I have always known I would be a teacher. Teaching was the perfect way to combine my love of learning and passion for helping others. Over the past thirteen years, my professional and personal growth has been shaped by the support and guidance of mentors. While earning my bachelor’s degree in Elementary Education and Human Development at Boston College, I gained teaching experience in a variety of classroom settings and learned the importance of reflective practices. I worked with amazing cooperating teachers who generously shared their knowledge and expertise, but most importantly their time. I felt a calling to work with students with learning differences, and pursued my Master’s degree in Moderate Disabilities at Boston College.
My first year teaching in Boston was the most rewarding and most challenging year of my teaching career. I soon felt overwhelmed and burnt out, and considered leaving the teaching professional altogether. My mentor was my lifeline and helped me persevere when I felt like I was struggling to stay afloat. As part of the New Teacher Development Program, my mentor was a veteran teacher who stepped out of the classroom to mentor novice teachers full-time. I participated in a variety of professional development seminars with my peers and spent hours with my mentor in and out of the classroom reflecting and developing strategies. This experience revealed the powerful impact of mentoring and I hope to pay it forward and support novice teachers in the same way.

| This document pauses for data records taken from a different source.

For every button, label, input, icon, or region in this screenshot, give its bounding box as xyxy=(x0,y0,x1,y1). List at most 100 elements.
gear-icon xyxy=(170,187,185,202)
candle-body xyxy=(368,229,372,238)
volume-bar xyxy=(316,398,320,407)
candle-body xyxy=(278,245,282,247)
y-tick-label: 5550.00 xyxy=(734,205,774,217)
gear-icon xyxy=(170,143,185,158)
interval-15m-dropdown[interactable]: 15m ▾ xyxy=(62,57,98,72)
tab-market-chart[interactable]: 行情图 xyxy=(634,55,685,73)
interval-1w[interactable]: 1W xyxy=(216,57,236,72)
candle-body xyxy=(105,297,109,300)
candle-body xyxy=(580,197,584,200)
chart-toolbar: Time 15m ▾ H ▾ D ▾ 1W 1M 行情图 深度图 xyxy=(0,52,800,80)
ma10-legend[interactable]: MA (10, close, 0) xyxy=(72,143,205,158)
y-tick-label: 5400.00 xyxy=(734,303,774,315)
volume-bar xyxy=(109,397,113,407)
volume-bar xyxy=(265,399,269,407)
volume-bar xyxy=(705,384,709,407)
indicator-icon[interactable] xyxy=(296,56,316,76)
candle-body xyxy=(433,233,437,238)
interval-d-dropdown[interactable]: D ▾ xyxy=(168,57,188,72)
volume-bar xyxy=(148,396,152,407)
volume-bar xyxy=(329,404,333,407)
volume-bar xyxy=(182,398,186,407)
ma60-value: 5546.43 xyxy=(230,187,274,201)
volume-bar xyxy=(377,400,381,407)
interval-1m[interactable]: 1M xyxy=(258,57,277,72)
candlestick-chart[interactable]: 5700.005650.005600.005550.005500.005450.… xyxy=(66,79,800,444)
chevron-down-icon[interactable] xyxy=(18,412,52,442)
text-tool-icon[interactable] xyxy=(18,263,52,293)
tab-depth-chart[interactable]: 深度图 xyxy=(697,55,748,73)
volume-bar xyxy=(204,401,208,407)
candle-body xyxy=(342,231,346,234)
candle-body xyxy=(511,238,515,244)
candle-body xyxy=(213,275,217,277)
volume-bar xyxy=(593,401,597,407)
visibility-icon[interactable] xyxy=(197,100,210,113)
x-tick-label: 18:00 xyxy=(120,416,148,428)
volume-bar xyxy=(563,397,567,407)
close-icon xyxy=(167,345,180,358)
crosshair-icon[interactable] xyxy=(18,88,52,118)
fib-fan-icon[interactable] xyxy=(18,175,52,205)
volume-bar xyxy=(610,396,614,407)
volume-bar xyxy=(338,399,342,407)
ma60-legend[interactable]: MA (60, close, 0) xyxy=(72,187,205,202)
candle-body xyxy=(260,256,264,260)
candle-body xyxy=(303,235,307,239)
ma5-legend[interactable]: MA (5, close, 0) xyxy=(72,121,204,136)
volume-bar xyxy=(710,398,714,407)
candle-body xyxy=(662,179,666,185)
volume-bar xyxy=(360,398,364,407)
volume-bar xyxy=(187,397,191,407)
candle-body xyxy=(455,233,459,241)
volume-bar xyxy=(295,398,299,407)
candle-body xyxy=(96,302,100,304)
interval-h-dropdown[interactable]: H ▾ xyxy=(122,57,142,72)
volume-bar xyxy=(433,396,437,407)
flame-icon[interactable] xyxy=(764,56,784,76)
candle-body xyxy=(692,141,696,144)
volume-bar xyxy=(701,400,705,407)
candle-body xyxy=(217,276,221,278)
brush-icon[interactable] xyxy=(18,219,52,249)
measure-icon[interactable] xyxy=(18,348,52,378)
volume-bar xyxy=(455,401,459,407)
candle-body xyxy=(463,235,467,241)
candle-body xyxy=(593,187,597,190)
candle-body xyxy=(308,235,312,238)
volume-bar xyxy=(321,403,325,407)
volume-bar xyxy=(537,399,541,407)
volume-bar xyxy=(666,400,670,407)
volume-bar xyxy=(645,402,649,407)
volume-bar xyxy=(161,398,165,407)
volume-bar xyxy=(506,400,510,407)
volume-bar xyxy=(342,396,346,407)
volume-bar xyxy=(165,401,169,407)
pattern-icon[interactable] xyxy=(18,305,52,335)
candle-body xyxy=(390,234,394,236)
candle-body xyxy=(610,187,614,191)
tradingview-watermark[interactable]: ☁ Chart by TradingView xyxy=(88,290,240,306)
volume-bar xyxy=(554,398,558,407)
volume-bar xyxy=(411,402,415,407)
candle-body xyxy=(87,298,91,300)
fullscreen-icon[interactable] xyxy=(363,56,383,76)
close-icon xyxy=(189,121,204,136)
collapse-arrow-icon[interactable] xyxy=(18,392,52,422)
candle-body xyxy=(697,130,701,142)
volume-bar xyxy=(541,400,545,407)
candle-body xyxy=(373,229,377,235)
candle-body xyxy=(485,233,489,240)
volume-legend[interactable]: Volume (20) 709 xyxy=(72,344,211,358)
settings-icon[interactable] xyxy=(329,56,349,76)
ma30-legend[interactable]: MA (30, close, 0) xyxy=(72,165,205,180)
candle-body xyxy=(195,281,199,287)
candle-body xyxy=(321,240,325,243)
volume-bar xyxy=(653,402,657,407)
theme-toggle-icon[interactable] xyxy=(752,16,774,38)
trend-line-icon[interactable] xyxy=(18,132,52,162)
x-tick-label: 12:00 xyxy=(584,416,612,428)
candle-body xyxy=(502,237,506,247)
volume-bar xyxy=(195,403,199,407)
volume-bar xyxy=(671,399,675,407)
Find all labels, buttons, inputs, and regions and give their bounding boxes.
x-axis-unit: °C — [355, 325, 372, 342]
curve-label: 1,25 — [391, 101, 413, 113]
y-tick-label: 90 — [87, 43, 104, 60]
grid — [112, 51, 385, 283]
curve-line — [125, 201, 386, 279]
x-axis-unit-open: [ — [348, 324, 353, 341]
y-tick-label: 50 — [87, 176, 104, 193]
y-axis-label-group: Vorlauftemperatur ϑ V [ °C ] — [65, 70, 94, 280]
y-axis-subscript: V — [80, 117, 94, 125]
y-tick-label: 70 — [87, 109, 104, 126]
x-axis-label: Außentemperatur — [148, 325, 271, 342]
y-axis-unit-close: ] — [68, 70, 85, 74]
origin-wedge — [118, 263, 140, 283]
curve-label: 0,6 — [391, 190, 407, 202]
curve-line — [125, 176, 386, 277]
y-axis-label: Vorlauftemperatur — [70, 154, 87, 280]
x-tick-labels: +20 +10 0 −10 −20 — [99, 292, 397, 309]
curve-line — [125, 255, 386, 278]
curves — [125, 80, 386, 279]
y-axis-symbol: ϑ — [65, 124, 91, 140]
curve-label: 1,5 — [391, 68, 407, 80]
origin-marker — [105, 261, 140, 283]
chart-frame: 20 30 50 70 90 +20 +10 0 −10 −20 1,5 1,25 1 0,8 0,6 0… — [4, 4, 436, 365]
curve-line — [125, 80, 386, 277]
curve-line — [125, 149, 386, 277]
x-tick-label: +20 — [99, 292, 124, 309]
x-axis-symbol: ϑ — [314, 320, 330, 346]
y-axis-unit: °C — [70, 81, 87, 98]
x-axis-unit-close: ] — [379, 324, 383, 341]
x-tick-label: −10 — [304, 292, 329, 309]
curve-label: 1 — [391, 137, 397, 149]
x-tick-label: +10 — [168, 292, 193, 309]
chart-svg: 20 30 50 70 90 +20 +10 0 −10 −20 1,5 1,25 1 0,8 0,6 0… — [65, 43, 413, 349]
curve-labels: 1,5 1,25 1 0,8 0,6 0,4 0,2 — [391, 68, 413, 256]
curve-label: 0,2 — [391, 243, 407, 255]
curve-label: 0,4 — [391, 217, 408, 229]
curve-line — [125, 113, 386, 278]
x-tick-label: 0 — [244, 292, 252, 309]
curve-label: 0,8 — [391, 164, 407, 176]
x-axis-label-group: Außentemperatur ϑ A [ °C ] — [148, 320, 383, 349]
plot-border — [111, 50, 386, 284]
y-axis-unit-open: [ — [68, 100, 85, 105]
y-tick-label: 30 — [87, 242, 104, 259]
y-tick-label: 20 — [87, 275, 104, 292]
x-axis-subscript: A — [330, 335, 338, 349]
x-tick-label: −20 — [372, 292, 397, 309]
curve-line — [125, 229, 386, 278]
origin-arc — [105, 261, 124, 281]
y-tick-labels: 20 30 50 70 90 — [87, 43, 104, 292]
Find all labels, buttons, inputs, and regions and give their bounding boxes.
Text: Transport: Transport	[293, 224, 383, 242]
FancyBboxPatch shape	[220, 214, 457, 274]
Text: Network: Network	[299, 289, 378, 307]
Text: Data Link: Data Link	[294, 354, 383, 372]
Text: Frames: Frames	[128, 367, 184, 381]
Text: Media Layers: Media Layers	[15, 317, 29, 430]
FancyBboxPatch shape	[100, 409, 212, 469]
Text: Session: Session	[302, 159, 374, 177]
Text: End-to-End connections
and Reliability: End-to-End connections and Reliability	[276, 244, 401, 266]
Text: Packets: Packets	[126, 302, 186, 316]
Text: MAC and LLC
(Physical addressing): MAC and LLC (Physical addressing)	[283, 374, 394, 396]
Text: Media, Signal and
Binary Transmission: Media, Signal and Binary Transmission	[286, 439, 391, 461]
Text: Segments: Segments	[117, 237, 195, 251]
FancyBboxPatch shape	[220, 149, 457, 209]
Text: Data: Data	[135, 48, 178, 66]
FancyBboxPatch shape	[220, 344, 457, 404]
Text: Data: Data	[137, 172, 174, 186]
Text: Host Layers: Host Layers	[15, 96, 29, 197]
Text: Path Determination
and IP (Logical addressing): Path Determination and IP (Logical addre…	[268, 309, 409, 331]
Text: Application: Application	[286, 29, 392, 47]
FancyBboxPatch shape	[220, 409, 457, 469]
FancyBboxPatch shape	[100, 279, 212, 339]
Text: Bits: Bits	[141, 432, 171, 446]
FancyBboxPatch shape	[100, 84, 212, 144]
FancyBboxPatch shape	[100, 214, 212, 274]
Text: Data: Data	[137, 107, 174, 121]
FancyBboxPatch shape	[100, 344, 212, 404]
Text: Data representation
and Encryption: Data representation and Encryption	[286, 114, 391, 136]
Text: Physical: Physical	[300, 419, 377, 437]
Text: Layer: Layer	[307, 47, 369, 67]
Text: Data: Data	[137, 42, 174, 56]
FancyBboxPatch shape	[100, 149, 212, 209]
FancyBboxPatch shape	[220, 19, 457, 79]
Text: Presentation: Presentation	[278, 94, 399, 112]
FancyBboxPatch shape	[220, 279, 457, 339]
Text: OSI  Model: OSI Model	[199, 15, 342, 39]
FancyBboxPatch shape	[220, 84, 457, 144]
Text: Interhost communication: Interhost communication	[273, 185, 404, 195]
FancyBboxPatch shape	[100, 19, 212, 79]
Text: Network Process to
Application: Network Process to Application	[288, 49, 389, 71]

I went on to teach in the North Attleboro school district for eight years. First, as a special education teacher in substantially separate and inclusion programs. I received specialized training and certification in the Wilson Reading System and was awarded grants for integrating technology using podcasts and student blogs. Then, I accepted a leadership position as a Special Education Team Chairperson for three elementary schools. I collaborated with teachers and staff, as well as the special education leadership team, to develop programs to support student achievement and development. While in this leadership role, I earned my licensure in Educational Leadership at Bridgewater State University.
With young children at home, I chose to move to a school district closer to my home in Rhode Island. I returned to the classroom in 2015 as a special education teacher at Palmer River Elementary School in Rehoboth, Massachusetts. I have a renewed passion for working with students in the inclusion classroom, while utilizing my leadership skills as a member of various teams and school initiatives. I am currently collaborating with administration and teachers as part of the MTSS Tiered Literacy Academy, focusing on developing a literacy plan to improve instructional practices and student outcomes.
In pre-service training and in each of the three districts in which I’ve taught, induction and mentoring programs have provided me with important support and guidance. The diversity of my mentoring experiences gives me a unique perspective on the impact of mentoring on teachers at various points in their career. I strongly believe that mentoring programs should be tailored to meet the specific needs of the developing teacher. Effective mentors indirectly impact student achievement through the support of classroom teachers. I believe that utilizing teachers as leaders is a key component of creating a sustainable mentoring program. We need to tap into teachers’ unique strengths and passions and empowering teachers as leaders. This will help move the district forward by allowing teachers’ voices to be heard and by giving them the ability to create change in their school or district. I am looking forward to gaining more experience in supporting novice teachers and mentors in my district as a Mentor Leader.